In de afgelopen jaren heeft er een verandering op het gebied van mobiliteitsplanologie plaatsgevonden: de focus is verschoven van het verbeteren van de algemene mobiliteit van een samenleving naar het verbeteren van bereikbaarheid: de potentiele vraag naar vervoer. Transportrechtvaardigheid is hiernaast het idee dat men er voor moet zorgen dat er niet alleen moet kijken naar het verbeteren van bereikbaarheid, maar dat de juiste groepen mensen moeten profiteren van verbeteringen.

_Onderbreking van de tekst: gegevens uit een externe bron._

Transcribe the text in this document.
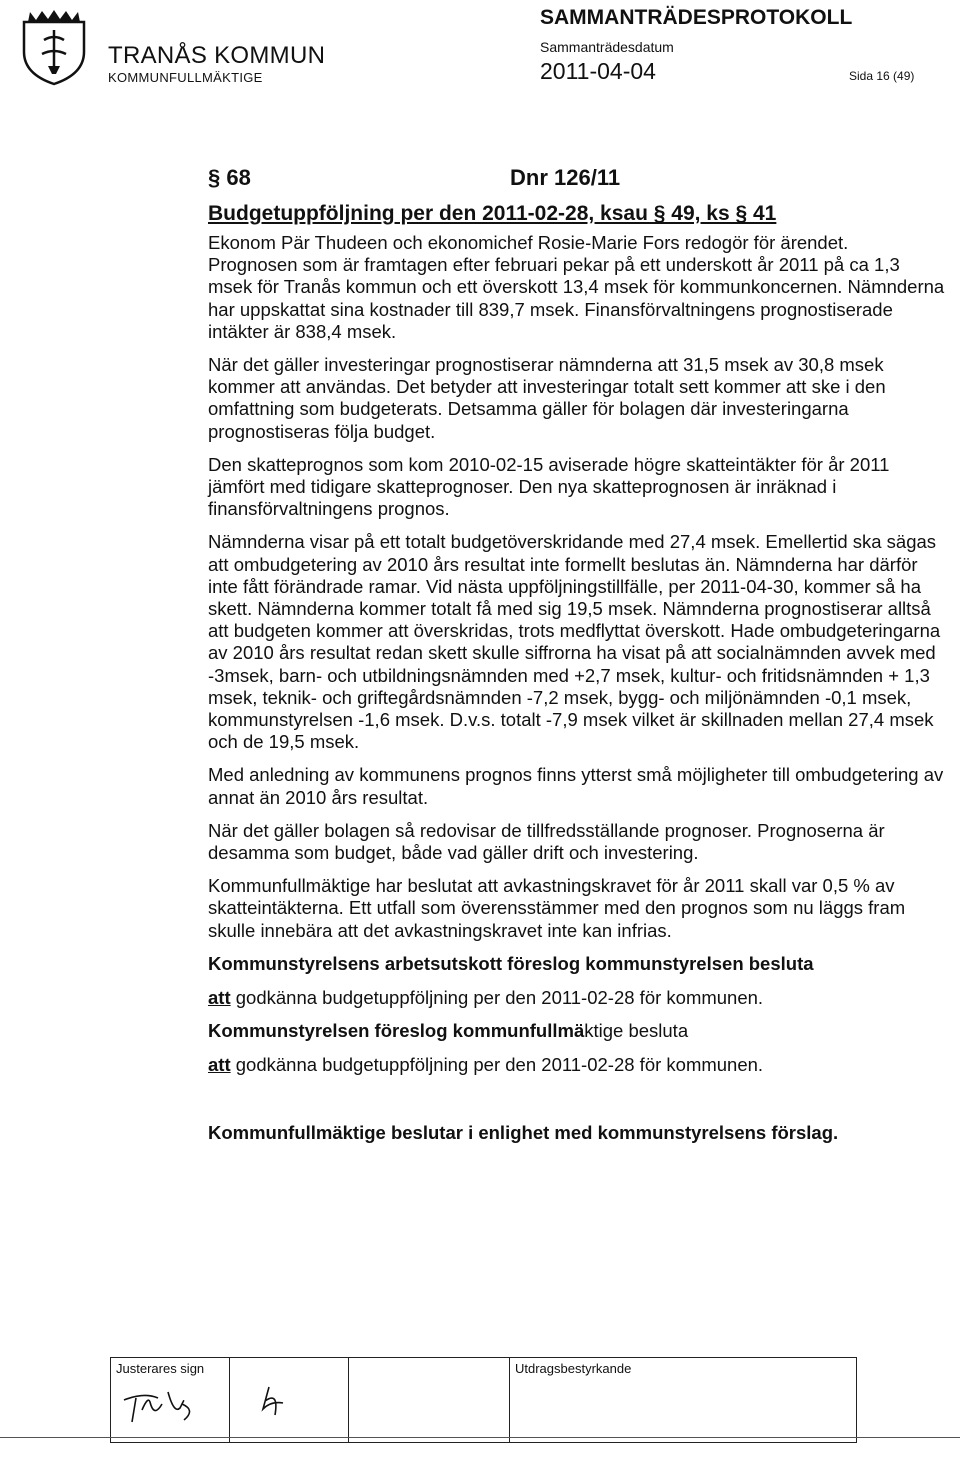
TRANÅS KOMMUN
KOMMUNFULLMÄKTIGE
SAMMANTRÄDESPROTOKOLL
Sammanträdesdatum
2011-04-04	Sida 16 (49)
§ 68	Dnr 126/11
Budgetuppföljning per den 2011-02-28, ksau § 49, ks § 41

Ekonom Pär Thudeen och ekonomichef Rosie-Marie Fors redogör för ärendet.

Prognosen som är framtagen efter februari pekar på ett underskott år 2011 på ca 1,3 msek för Tranås kommun och ett överskott 13,4 msek för kommunkoncernen. Nämnderna har uppskattat sina kostnader till 839,7 msek. Finansförvaltningens prognostiserade intäkter är 838,4 msek.

När det gäller investeringar prognostiserar nämnderna att 31,5 msek av 30,8 msek kommer att användas. Det betyder att investeringar totalt sett kommer att ske i den omfattning som budgeterats. Detsamma gäller för bolagen där investeringarna prognostiseras följa budget.

Den skatteprognos som kom 2010-02-15 aviserade högre skatteintäkter för år 2011 jämfört med tidigare skatteprognoser. Den nya skatteprognosen är inräknad i finansförvaltningens prognos.

Nämnderna visar på ett totalt budgetöverskridande med 27,4 msek. Emellertid ska sägas att ombudgetering av 2010 års resultat inte formellt beslutas än. Nämnderna har därför inte fått förändrade ramar. Vid nästa uppföljningstillfälle, per 2011-04-30, kommer så ha skett. Nämnderna kommer totalt få med sig 19,5 msek. Nämnderna prognostiserar alltså att budgeten kommer att överskridas, trots medflyttat överskott. Hade ombudgeteringarna av 2010 års resultat redan skett skulle siffrorna ha visat på att socialnämnden avvek med -3msek, barn- och utbildningsnämnden med +2,7 msek, kultur- och fritidsnämnden + 1,3 msek, teknik- och griftegårdsnämnden -7,2 msek, bygg- och miljönämnden -0,1 msek, kommunstyrelsen -1,6 msek. D.v.s. totalt -7,9 msek vilket är skillnaden mellan 27,4 msek och de 19,5 msek.

Med anledning av kommunens prognos finns ytterst små möjligheter till ombudgetering av annat än 2010 års resultat.

När det gäller bolagen så redovisar de tillfredsställande prognoser. Prognoserna är desamma som budget, både vad gäller drift och investering.

Kommunfullmäktige har beslutat att avkastningskravet för år 2011 skall var 0,5 % av skatteintäkterna. Ett utfall som överensstämmer med den prognos som nu läggs fram skulle innebära att det avkastningskravet inte kan infrias.

Kommunstyrelsens arbetsutskott föreslog kommunstyrelsen besluta

att godkänna budgetuppföljning per den 2011-02-28 för kommunen.

Kommunstyrelsen föreslog kommunfullmäktige besluta

att godkänna budgetuppföljning per den 2011-02-28 för kommunen.

Kommunfullmäktige beslutar i enlighet med kommunstyrelsens förslag.

Justerares sign			Utdragsbestyrkande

Ook heeft de opmars van het IT een gevolg in de mobiliteitsplanologie: nieuwe “smart” diensten zijn mogelijk om te realiseren die rekening houden met de vraag. Een voorbeeld hiervan is Breng flex, een vorm van Collectief Vraagafhankelijk Vervoer (CCV) in Gelderland. De dienst was gestart om te kijken of een dergelijk flexibel, vraaggestuurd openbaar-vervoersysteem zou aan zou kunnen slaan. Gebruikers van de dienst kunnen in een app een rit bestellen die ze van halte naar halte brengt, met een gegarandeerde zitplaats en geen overstappen voor een vaste prijs vervoerd.

Omdat ouderen een groep zijn met een lagere bereikbaarheid, zouden zij als een groep beschouwd kunnen worden die volgens Transportrechtvaardigheid zou moeten profiteren van een nieuwe dienst. Breng flex heeft ook een aantal eigenschappen die in theorie het gebruik van de dienst aantrekkelijk zouden moeten maken voor ouderen (zitplaats, geen overstap), dus volgt de hoofdvraag “Wat is de invloed van de introductie van een digitaal collectief

vraagafhankelijk vervoer”.

Om deze vraag te beantwoorden is een enquête uitgevoerd naar ouderen in Nijmegen. De verzamelde data bevatte informatie over een aantal persoonlijke kenmerken, reisgedrag en de mogelijke invloed van Breng flex. Deze enquêtes werden hiernaast aangevuld met interviews met experts, om ook informatie te vergaren over ouderen die niet in de enquêtes voorkwamen.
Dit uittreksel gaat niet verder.